Kevin Hoffberg

Why Detriot Continues to Swing in the Wind

by kevin on December 7, 2008

Like everyone else, at least everyone I can think of, I’ve been following the deadly dance between the Big Three and Congress from the very beginning.  For the record, I have maintained throughout that the problem here is not the price of oil, it has been the price of cars, and now the price of everything else.  It has nothing to do with the cost of filling the tank and everything to do with the uncertainty of filling the belly.  Notice how I’ve neatly sidestepped a solution or even a systemic diagnosis.

But let’s be clear, $70,000 for a Cadillac Escalade that’s really a Chevy Tahoe, that already costs as much as a house is kind of a non starter when the people who are supposed to buy these things have seen real inflation adjusted wages go down over the past eight years and now their house-piggy banks have gone bust.

For a better analysis than mine, have a look at the excellent piece at Big Money . . .

The irony is that while the automakers have long been the sick men of the American economy, they are much, much less responsible for their most recent cascade of troubles than Citi and other banks are for theirs. It’s hard to hold them responsible for oil prices shooting up to $140 a barrel—and now that they’ve fallen back down to $50, the idea that, “well, of course gas will cost a fortune because we’re running out of oil” no longer seems so compelling. Consider that since last year, GM’s sales have plummeted 41 percent, and Ford’s 31 percent. But guess what? Toyota is down 34 percent, too—and it’s got nothing to do with making gas guzzlers or ignoring hybrids

Who’s really at fault, however, doesn’t matter all that much, because for both laissez-faire Republicans and liberal Democrats, the financial crisis presents a rare opportunity to rebuild the most iconic exemplars of American industry in the way they hoped for all along. For the free marketeers of the right, it’s a chance to extol the benefits of the strong medicine of bankruptcy. For the newly empowered liberals of the Democratic Party, it’s a chance to put environmental consciousness in the center of industrial policy.

After many years of not having to think about the “battleground states” except in the course of the presidential election, Congress now, thanks to the financial crisis, actually has to think seriously about what to do with Detroit. After years of watching the old industrial core stagnate and unemployment creep up (it’s at almost 9 percent in Michigan already), there is a sudden urgency in finding a solution to a problem decades in the making. And the message that Detroit is getting comes down to, “Well, now you’ll do it our way.”

So what is the solution?  My colleague, Peter Flatow makes a couple of excellent points . . .

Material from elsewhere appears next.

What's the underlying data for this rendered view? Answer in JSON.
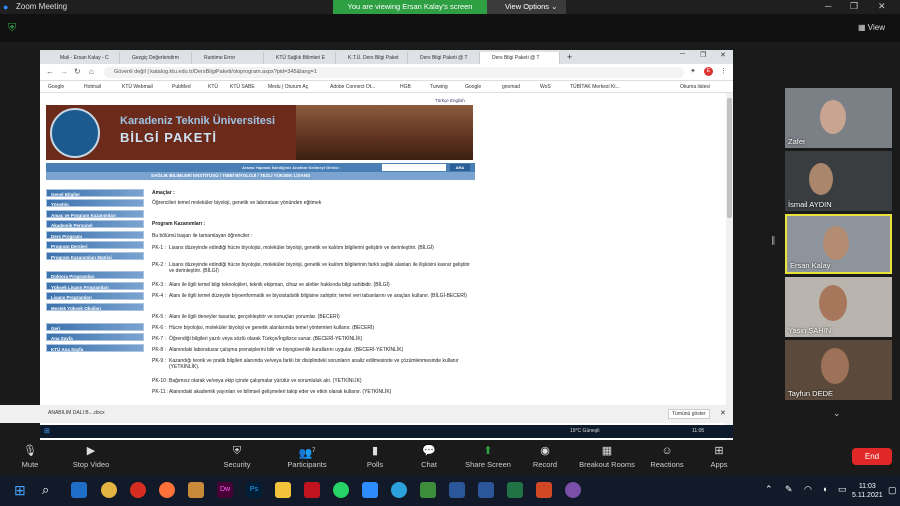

Listening and reading all of the rhetoric about accountability and the need to reinvent the automobile industry only talks to after-the-fact metrics and totally ignores any consideration to what needs to be done. Developing a reinvention plan requires the combination of analytical rigor with creative thinking. Why is it that Congress appears to be so dissatisfied with the “plans” that the automobile manufacturers have offered up? The answer is actually very simple; Congress got exactly what they asked for because they didn’t know what to ask for. Had they asked, what would the ideal American based automobile industry look like in 2018 and what would we have to do to get there, they would have gotten a very different plan.

From my limited exposure to the automobile industry which consists of working for two GM brands some time ago, one being Saturn the other Saab, I would suggest with confidence that more than enough information exists that would allow for the analytical rigor and creative thinking necessary to answer that question. If I were President-elect Obama, my request would be for an innovation team to determine what does the ideal industry look like. This team would consist of industry experts inside and outside the automobile industry as well as some people who have the proven skills to contribute to finding a solution. There are many companies that do this every day. The processes and skill sets required are proven. From experience I would guarantee a solution to the “problem” and it could be achieved in no more than 30 days.